IBM seems seriously intent to beat Intel to the tiny, 28nm processor punch, and has enlisted even more help to get there first. After
securing deals with Samsung, Globalfoundries, and a few other merry chipmakers in April, NEC and Toshiba are now joining in on the Semiconductor Alliance fun to create next-generation processors before the biggest name in current-generation processors. Goals are smaller footprints, lower power consumption, and of course greater performance. Mind you, that greater performance is still likely two years away from anything we can hope to buy.
It's a start
With 32nm coming this year, one would think the Intel should surely be able to produce 28nm (or small) processes within 2 years.
Yeah, I expect Intel will ship 22nm procs within months(+ or -) of these 28nm chips.
One upside, hopefully the next Xbox and PSX will launch with 28nm CPUs.
Change to optical already.
Probably have to spend billions on foundries to do that.
optical what?
Current electronics use voltages to denote 0s and 1s, 0volt for 0, 5 volts for 1 (the voltage is lower in the cpus we use, but that's the basic theory that's applied). The circuits calculate everything using tiny pulses of electricity to perform logic operations and give you an output.

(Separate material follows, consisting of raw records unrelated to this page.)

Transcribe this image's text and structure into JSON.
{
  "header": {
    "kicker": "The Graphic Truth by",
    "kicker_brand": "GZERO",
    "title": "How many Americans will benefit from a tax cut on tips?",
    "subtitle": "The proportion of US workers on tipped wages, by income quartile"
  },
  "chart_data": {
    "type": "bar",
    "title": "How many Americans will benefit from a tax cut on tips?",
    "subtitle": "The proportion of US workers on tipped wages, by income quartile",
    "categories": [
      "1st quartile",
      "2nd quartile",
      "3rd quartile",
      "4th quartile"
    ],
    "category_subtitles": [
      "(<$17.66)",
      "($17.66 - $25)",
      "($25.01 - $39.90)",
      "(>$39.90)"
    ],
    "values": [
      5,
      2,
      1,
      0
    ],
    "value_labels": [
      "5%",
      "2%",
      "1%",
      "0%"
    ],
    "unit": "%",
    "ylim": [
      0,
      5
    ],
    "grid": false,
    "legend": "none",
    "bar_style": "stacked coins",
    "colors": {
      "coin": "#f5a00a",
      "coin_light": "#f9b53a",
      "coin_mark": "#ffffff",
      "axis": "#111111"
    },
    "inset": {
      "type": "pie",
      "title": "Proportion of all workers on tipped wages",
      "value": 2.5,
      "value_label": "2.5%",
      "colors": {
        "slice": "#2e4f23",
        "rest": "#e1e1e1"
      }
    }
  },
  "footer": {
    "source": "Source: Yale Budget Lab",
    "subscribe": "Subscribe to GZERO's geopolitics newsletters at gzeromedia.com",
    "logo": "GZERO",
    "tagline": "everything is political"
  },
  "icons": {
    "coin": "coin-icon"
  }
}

The problem with this is electricity generates heat. The faster you calculate (the higher the frequency), the hotter it gets, so there's an upper limit to the frequency you can achieve. This is why recently they've been concentrating on making processors multicore and perform better instead of simply increasing the frequency.
The thing is, we don't care what is doing the calculations, we just want the output. If we were to use pulses of LIGHT (on = 1, off = 0) instead of electricity to perform calculations, processors could get much faster and much cooler. The final output would still be electric though, but that's just fine.
@superhobo
Ok genius, let's see your design plans for making a processor core using "optical" logic gates...
@loosely
"All-optical XOR gate using semiconductor optical amplifiers without additional input beam
Jae Hun Kim; Young Min Jhon; Young Tae Byun; Seok Lee; Deok Ha Woo; Sun Ho Kim
Photonics Technology Letters, IEEE
Volume 14, Issue 10, Oct 2002 Page(s): 1436 - 1438"
People have been working on optical circuits for years.
You being ignorant doesn't make other people stupid.
Yeah, what jon said.
and keep in mind, that while process is a big determining factor, it isn't everything. One has to wonder if Intel might still be able to produce a better platform at 32nm than the semiconductor alliance could at 28nm, especially if they get bogged down in unforeseen complications. Hopefully it puts the pressure on to really get some powerful mobile devices out into the wild.
I thought intel's next step after 32nm was to 22nm?
and yes, i realize that this topic is about IBM. however, it's a little silly to say you beat somebody somewhere when the other party isn't even going to the same place. that's like saying "hey, bill, I beat you to chicago" when bill wasn't going to chicago.
yea, intel doesn't do half steps in this area.